According to CEO Eddie, “Wapi Pay circumvents traditional payment networks, optimizing both efficiency and cost for our users. Customers can select their preferred delivery channels – bank-to-bank, wallet-to-wallet, or combinations thereof – for fund transfers and merchant payments, with settlement completed within 24 hours.”

Wapi Pay’s Expanding Network and Growth

Currently, Wapi Pay collaborates with local banks and platforms in China, Indonesia, India, Japan, Malaysia, the Philippines, Singapore, Taiwan, Thailand, and Vietnam. The company reports a year-on-year growth rate of 396% since 2019 and aims to sustain this trajectory. By the end of the following year, Wapi Pay intends to facilitate $500 million in remittances and expand its network to include half a million African merchants and 100,000 Asian suppliers.

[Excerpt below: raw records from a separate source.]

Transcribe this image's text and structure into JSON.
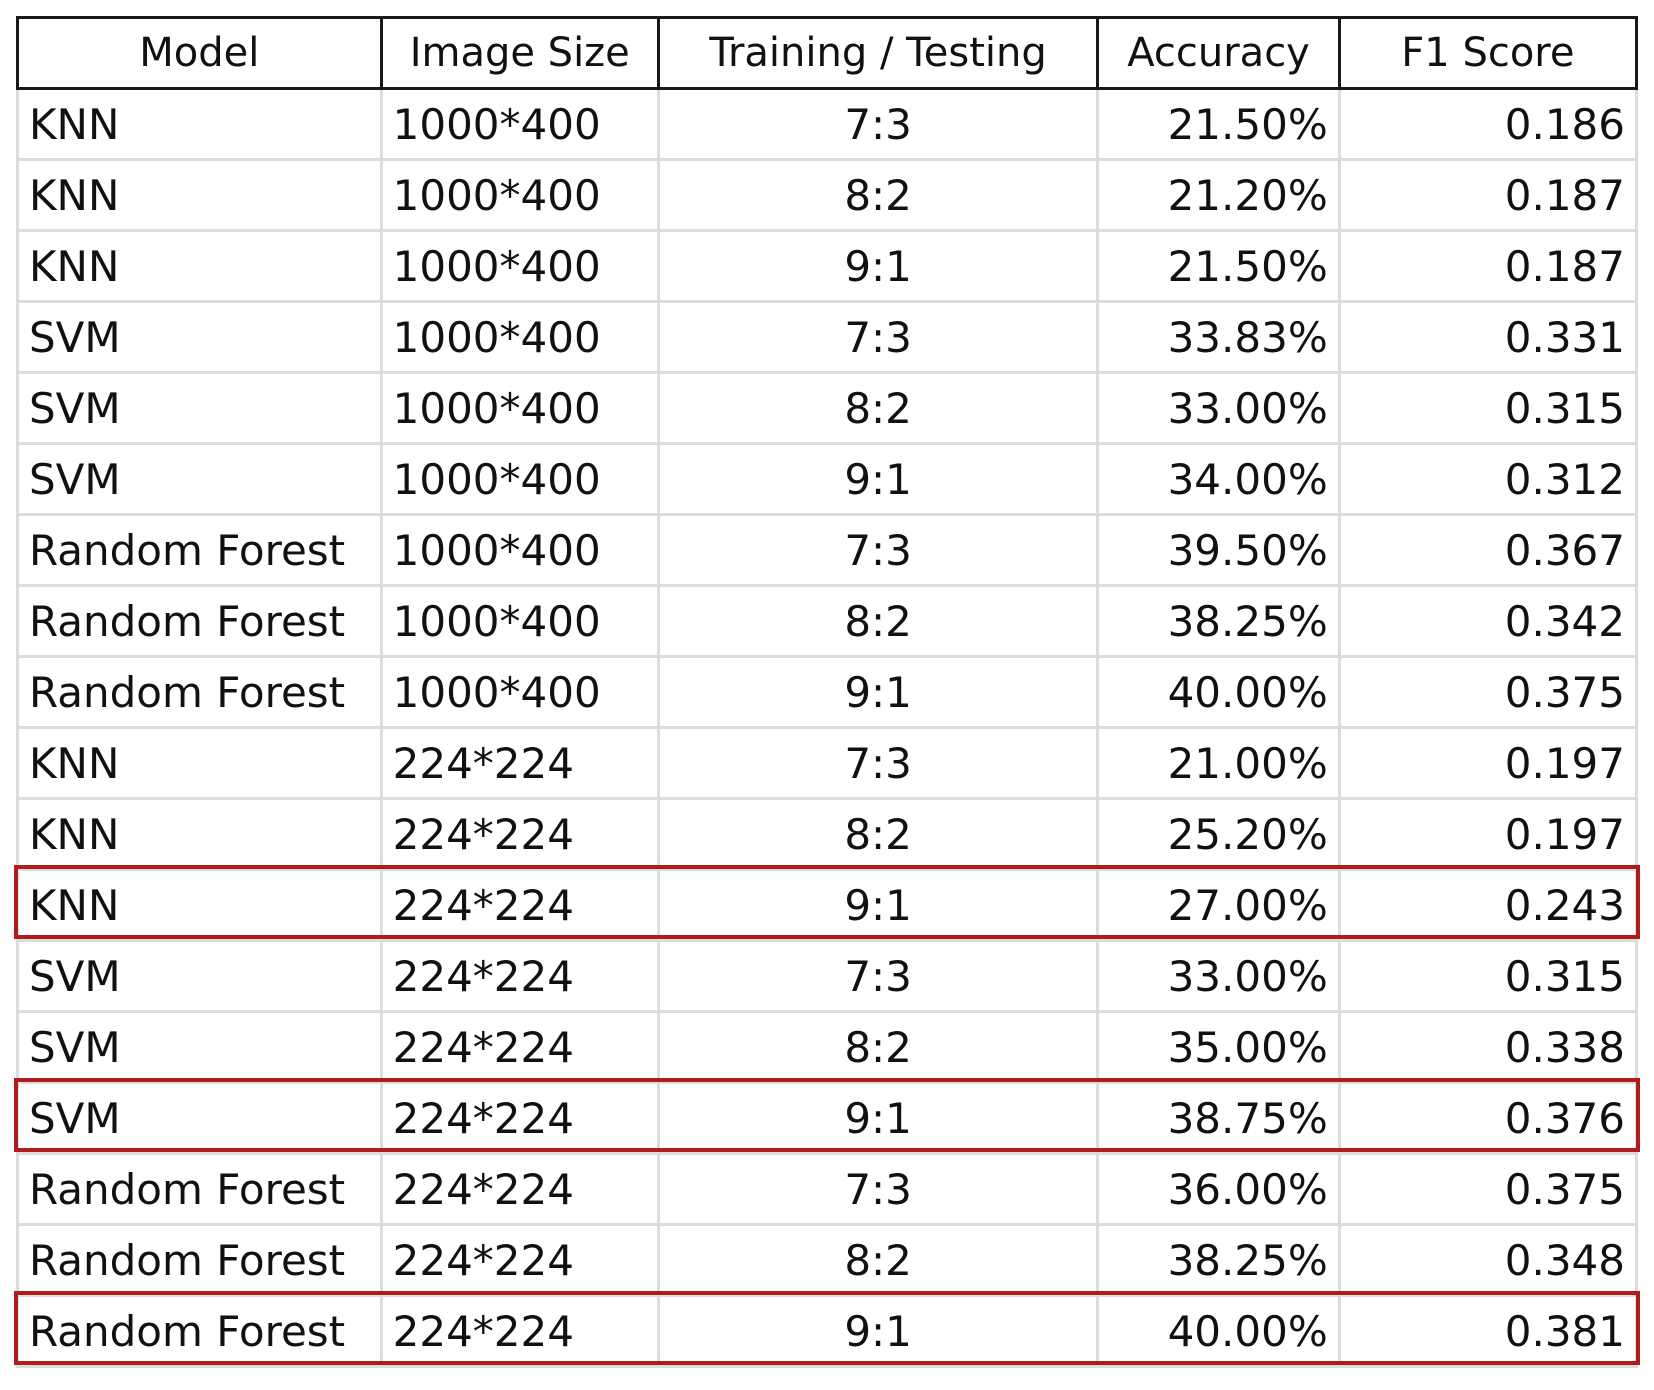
{
  "table": {
    "headers": [
      "Model",
      "Image Size",
      "Training / Testing",
      "Accuracy",
      "F1 Score"
    ],
    "rows": [
      [
        "KNN",
        "1000*400",
        "7:3",
        "21.50%",
        "0.186"
      ],
      [
        "KNN",
        "1000*400",
        "8:2",
        "21.20%",
        "0.187"
      ],
      [
        "KNN",
        "1000*400",
        "9:1",
        "21.50%",
        "0.187"
      ],
      [
        "SVM",
        "1000*400",
        "7:3",
        "33.83%",
        "0.331"
      ],
      [
        "SVM",
        "1000*400",
        "8:2",
        "33.00%",
        "0.315"
      ],
      [
        "SVM",
        "1000*400",
        "9:1",
        "34.00%",
        "0.312"
      ],
      [
        "Random Forest",
        "1000*400",
        "7:3",
        "39.50%",
        "0.367"
      ],
      [
        "Random Forest",
        "1000*400",
        "8:2",
        "38.25%",
        "0.342"
      ],
      [
        "Random Forest",
        "1000*400",
        "9:1",
        "40.00%",
        "0.375"
      ],
      [
        "KNN",
        "224*224",
        "7:3",
        "21.00%",
        "0.197"
      ],
      [
        "KNN",
        "224*224",
        "8:2",
        "25.20%",
        "0.197"
      ],
      [
        "KNN",
        "224*224",
        "9:1",
        "27.00%",
        "0.243"
      ],
      [
        "SVM",
        "224*224",
        "7:3",
        "33.00%",
        "0.315"
      ],
      [
        "SVM",
        "224*224",
        "8:2",
        "35.00%",
        "0.338"
      ],
      [
        "SVM",
        "224*224",
        "9:1",
        "38.75%",
        "0.376"
      ],
      [
        "Random Forest",
        "224*224",
        "7:3",
        "36.00%",
        "0.375"
      ],
      [
        "Random Forest",
        "224*224",
        "8:2",
        "38.25%",
        "0.348"
      ],
      [
        "Random Forest",
        "224*224",
        "9:1",
        "40.00%",
        "0.381"
      ]
    ],
    "highlighted_rows": [
      11,
      14,
      17
    ]
  },
  "colors": {
    "highlight_border": "#b01c1c",
    "header_border": "#1a1a1a",
    "cell_border": "#dcdcdc"
  }
}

Securing Funding for Expansion

The recently announced $2.2 million pre-seed investment will be instrumental in achieving these objectives, specifically scaling global payments and remittances between Africa and Asia.

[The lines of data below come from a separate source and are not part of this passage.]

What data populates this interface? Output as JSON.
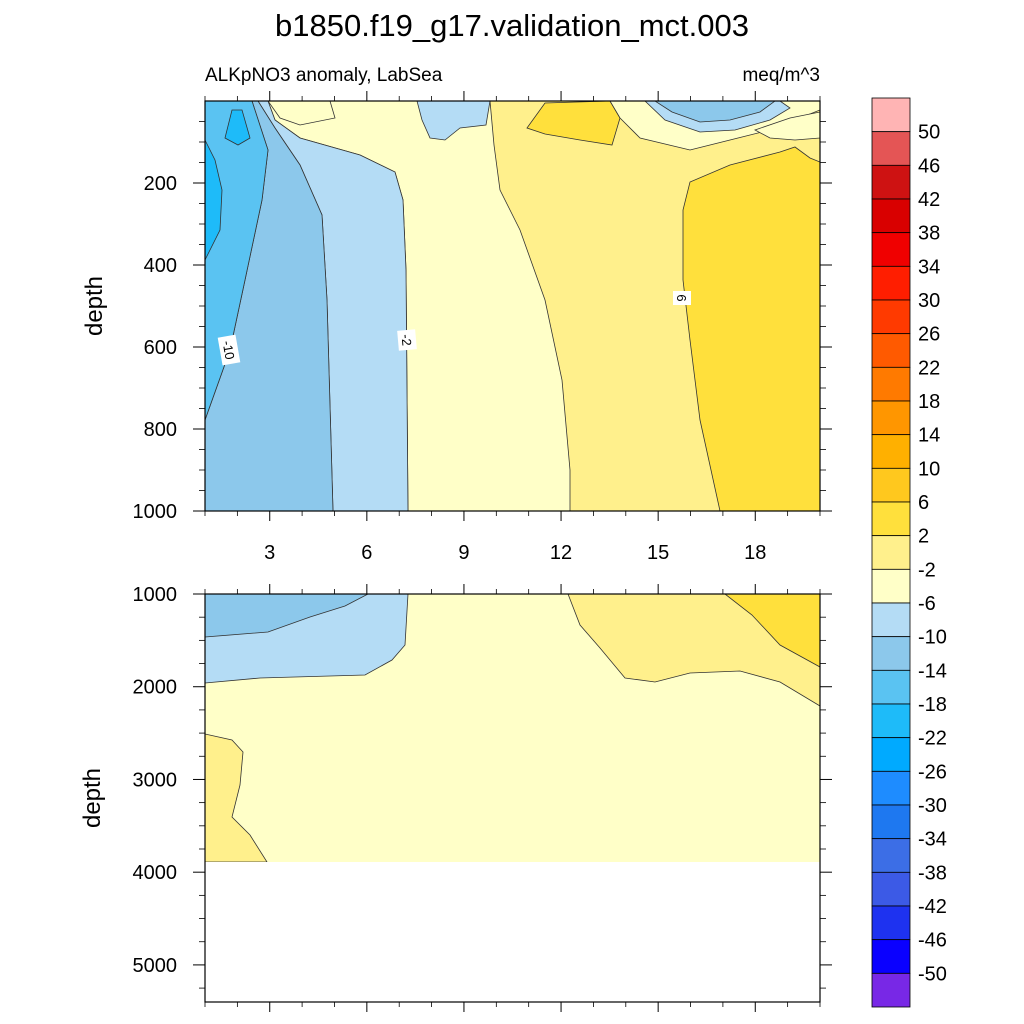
{
  "figure": {
    "title": "b1850.f19_g17.validation_mct.003",
    "subtitle_left": "ALKpNO3 anomaly, LabSea",
    "subtitle_right": "meq/m^3"
  },
  "chart_data": [
    {
      "type": "contour",
      "panel": "upper",
      "ylabel": "depth",
      "xlabel": "",
      "xlim": [
        1,
        20
      ],
      "ylim": [
        1000,
        0
      ],
      "xticks": [
        3,
        6,
        9,
        12,
        15,
        18
      ],
      "yticks": [
        200,
        400,
        600,
        800,
        1000
      ],
      "contour_labels": [
        {
          "text": "-10",
          "x": 1.7,
          "y": 610
        },
        {
          "text": "-2",
          "x": 7.9,
          "y": 590
        },
        {
          "text": "6",
          "x": 16.3,
          "y": 490
        }
      ],
      "grid": false
    },
    {
      "type": "contour",
      "panel": "lower",
      "ylabel": "depth",
      "xlabel": "",
      "xlim": [
        1,
        20
      ],
      "ylim": [
        5400,
        1000
      ],
      "xticks": [
        3,
        6,
        9,
        12,
        15,
        18
      ],
      "yticks": [
        1000,
        2000,
        3000,
        4000,
        5000
      ],
      "data_bottom_depth": 3870,
      "grid": false
    }
  ],
  "colorbar": {
    "labels": [
      "50",
      "46",
      "42",
      "38",
      "34",
      "30",
      "26",
      "22",
      "18",
      "14",
      "10",
      "6",
      "2",
      "-2",
      "-6",
      "-10",
      "-14",
      "-18",
      "-22",
      "-26",
      "-30",
      "-34",
      "-38",
      "-42",
      "-46",
      "-50"
    ],
    "colors": [
      "#FFB4B4",
      "#E45555",
      "#CE1212",
      "#D90000",
      "#F00000",
      "#FF1E00",
      "#FF3A00",
      "#FF5A00",
      "#FF7A00",
      "#FF9600",
      "#FFB000",
      "#FFC81E",
      "#FFE03C",
      "#FFF08C",
      "#FFFFC8",
      "#B4DCF5",
      "#8CC8EB",
      "#5AC3F2",
      "#1EBBF9",
      "#00AAFF",
      "#1E8CFF",
      "#1E78F0",
      "#3C6EE6",
      "#3C5AE6",
      "#1E32F0",
      "#0A00FF",
      "#7828E6"
    ]
  }
}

This funding round is among the largest of its kind in East Africa and across the continent. Participating venture firms include China-based MSA Capital, with prior investments in prominent companies like Meituan, Nubank, and Klarna; Pan-African and Africa-focused firms EchoVC, Kepple Africa, and Future Hub; and Pan-Asian firms Transsion Holdings and Gobi Ventures.

Future Plans and Regulatory Engagement

Wapi Pay will utilize the investment to engage with regulatory bodies for licensing across Africa and to facilitate broader scale, product development, and geographical expansion.

“These funds will enable Wapi Pay to diversify our product offerings and accelerate growth, transforming remittances into real-time global cross-border payments, beginning with Africa and Asia. Crucially, this must be achieved with minimal transaction costs, mirroring the ease of sending money via M-PESA,” Eddie added.

Tim Chen, Vice President at MSA Capital, stated, “Africa to Asia represents a significant and currently underserved trading corridor. We believe Wapi Pay possesses the optimal team to construct the necessary infrastructure to support its expanding trade volumes. We are excited to support them with our extensive network and expertise in China’s fintech sector.”